2.The determination of whether and when Executive’s separation from service from the Company has occurred shall be made in a manner consistent with, and based on the presumptions set forth in, Treasury Regulation Section 1.409A-1(h).  Solely for purposes of this Appendix A, Section 2, “Company” shall include all persons with whom the Company would be considered a single employer under Section 414(b) and 414(c) of the Internal Revenue Code.

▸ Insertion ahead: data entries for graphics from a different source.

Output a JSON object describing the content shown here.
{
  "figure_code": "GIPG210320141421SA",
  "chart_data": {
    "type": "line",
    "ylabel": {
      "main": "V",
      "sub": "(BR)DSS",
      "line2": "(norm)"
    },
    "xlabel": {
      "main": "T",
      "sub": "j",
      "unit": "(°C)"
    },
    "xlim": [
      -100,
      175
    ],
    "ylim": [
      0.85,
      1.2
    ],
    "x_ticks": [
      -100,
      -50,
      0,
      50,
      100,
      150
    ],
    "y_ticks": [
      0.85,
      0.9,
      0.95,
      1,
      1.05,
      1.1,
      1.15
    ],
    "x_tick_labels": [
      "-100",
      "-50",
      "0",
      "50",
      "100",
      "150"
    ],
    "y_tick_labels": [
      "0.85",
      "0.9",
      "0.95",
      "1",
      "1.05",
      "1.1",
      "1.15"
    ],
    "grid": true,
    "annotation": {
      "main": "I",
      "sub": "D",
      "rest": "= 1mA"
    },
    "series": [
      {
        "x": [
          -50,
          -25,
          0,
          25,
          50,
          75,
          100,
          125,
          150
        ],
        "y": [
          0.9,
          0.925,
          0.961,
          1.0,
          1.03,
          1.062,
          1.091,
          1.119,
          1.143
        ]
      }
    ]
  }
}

3.All reimbursements and in-kind benefits provided under the Agreement shall be made or provided in accordance with the requirements of Section 409A to the extent that such reimbursements or in-kind benefits are subject to Section 409A, including, where applicable, the requirements that (i) any reimbursement is for expenses incurred during Executive’s lifetime (or during a shorter period of time specified in the Agreement), (ii) the amount of expenses eligible for reimbursement during a calendar year may not affect the expenses eligible for reimbursement in any other calendar year, (iii) the reimbursement of an eligible expense will be made on or before the last day of the calendar year following the year in which the expense is incurred and (iv) the right to reimbursement is not subject to set off or liquidation or exchange for any other benefit.
4.The Company makes no representation or warranty and shall have no liability to Executive or to any other person if any of the provisions of the Agreement (including this Appendix A) are determined to constitute deferred compensation subject to Section 409A but that do not satisfy an exemption from, or the conditions of, that section.